Miscellaneous provisions
- This Agreement is governed exclusively by Dutch law.
- Any dispute between the Parties in connection with or rising from the Agreement will be submitted to the competent court in the Netherlands in the district where the Company has its registered office – unless the provisions of mandatory law dictate otherwise.
- Where the Agreement refers to “written” or “in writing”, this also includes communication by e-mail or via the Reditus platform, provided the identity of the sender and the integrity of the content can be adequately established.
- The version of any communication of information as recorded by the Company will be deemed to be authentic unless Partner supplies proof to the contrary.

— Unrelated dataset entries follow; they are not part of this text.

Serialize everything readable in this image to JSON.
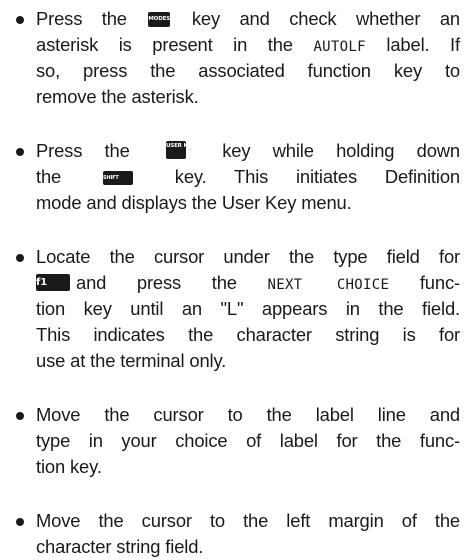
{
  "keys": {
    "modes": "MODES",
    "user_keys": "USER KEYS",
    "shift": "SHIFT",
    "f1": "f1"
  },
  "bullets": [
    {
      "lines": {
        "l1a": "Press the",
        "l1b": "key and check whether an",
        "l2a": "asterisk is present in the",
        "l2code": "AUTOLF",
        "l2b": "label. If",
        "l3": "so, press the associated function key to",
        "l4": "remove the asterisk."
      }
    },
    {
      "lines": {
        "l1a": "Press the",
        "l1b": "key while holding down",
        "l2a": "the",
        "l2b": "key. This initiates Definition",
        "l3": "mode and displays the User Key menu."
      }
    },
    {
      "lines": {
        "l1": "Locate the cursor under the type field for",
        "l2code": "NEXT CHOICE",
        "l2a": "and press the",
        "l2b": "func-",
        "l3": "tion key until an \"L\" appears in the field.",
        "l4": "This indicates the character string is for",
        "l5": "use at the terminal only."
      }
    },
    {
      "lines": {
        "l1": "Move the cursor to the label line and",
        "l2": "type in your choice of label for the func-",
        "l3": "tion key."
      }
    },
    {
      "lines": {
        "l1": "Move the cursor to the left margin of the",
        "l2": "character string field."
      }
    }
  ]
}
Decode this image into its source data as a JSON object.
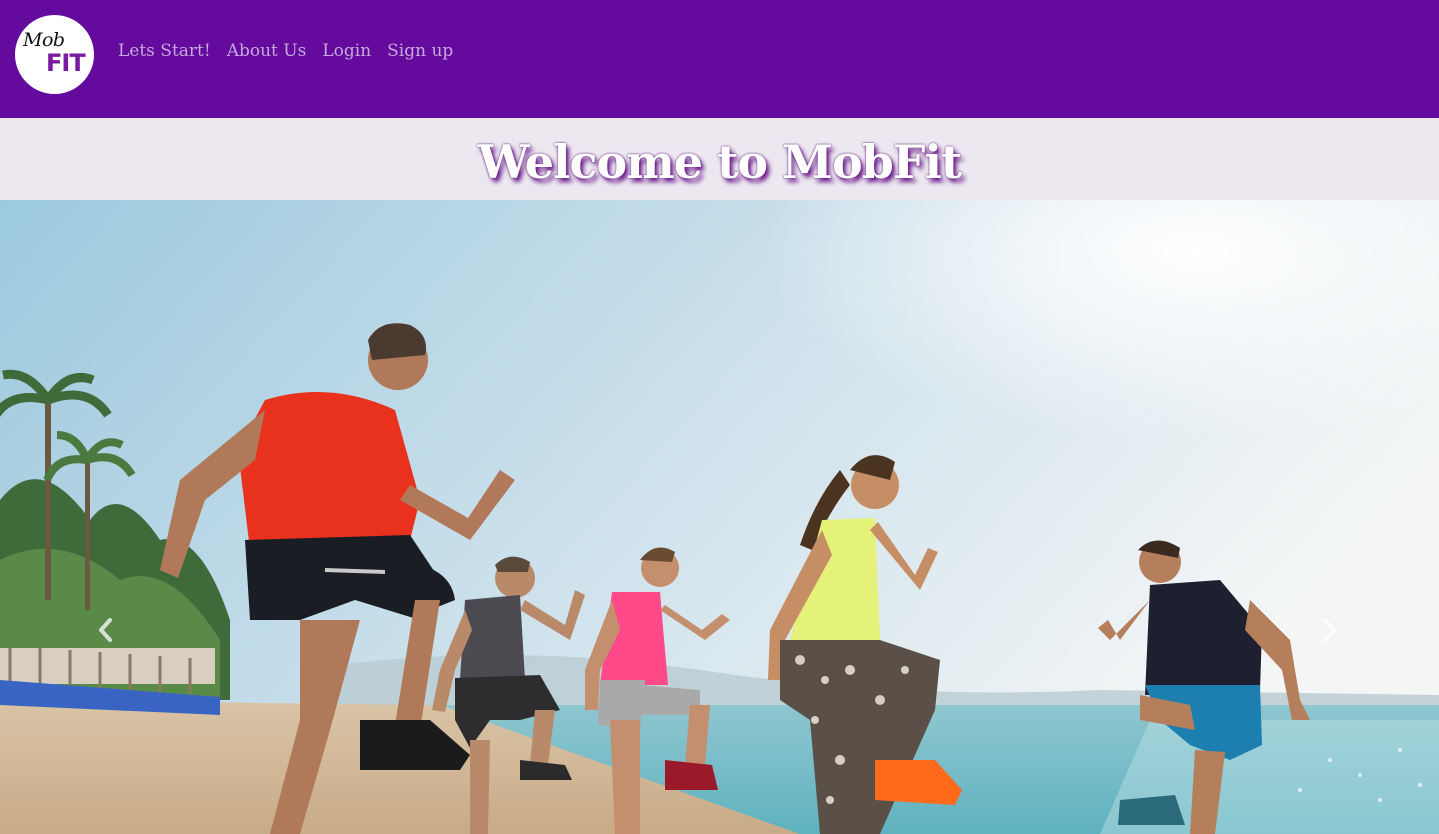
{
  "brand": {
    "logo_word_top": "Mob",
    "logo_word_bottom": "FIT"
  },
  "nav": {
    "items": [
      {
        "label": "Lets Start!"
      },
      {
        "label": "About Us"
      },
      {
        "label": "Login"
      },
      {
        "label": "Sign up"
      }
    ]
  },
  "hero": {
    "title": "Welcome to MobFit"
  },
  "carousel": {
    "prev_icon": "chevron-left-icon",
    "next_icon": "chevron-right-icon",
    "image_description_icon": "beach-workout-photo"
  },
  "colors": {
    "navbar": "#640a9c",
    "nav_link": "#c7a8dc",
    "band": "#ede8f0",
    "title_shadow": "#6a1a8a"
  }
}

- If any provision of the Agreement is found to be contrary to applicable law, or is otherwise unenforceable, this provision will be amended to the extent that it is in accordance with applicable law, with due observance of the intended meaning of the relevant provision.
- The Company will be authorised to transfer the Partner Agreement or any of its rights and obligations arising therefrom to a third party without the consent of Partner. Partner will not be authorised to transfer the Partner Agreement or its rights and obligations arising therefrom to a third party without prior written permission from the Company.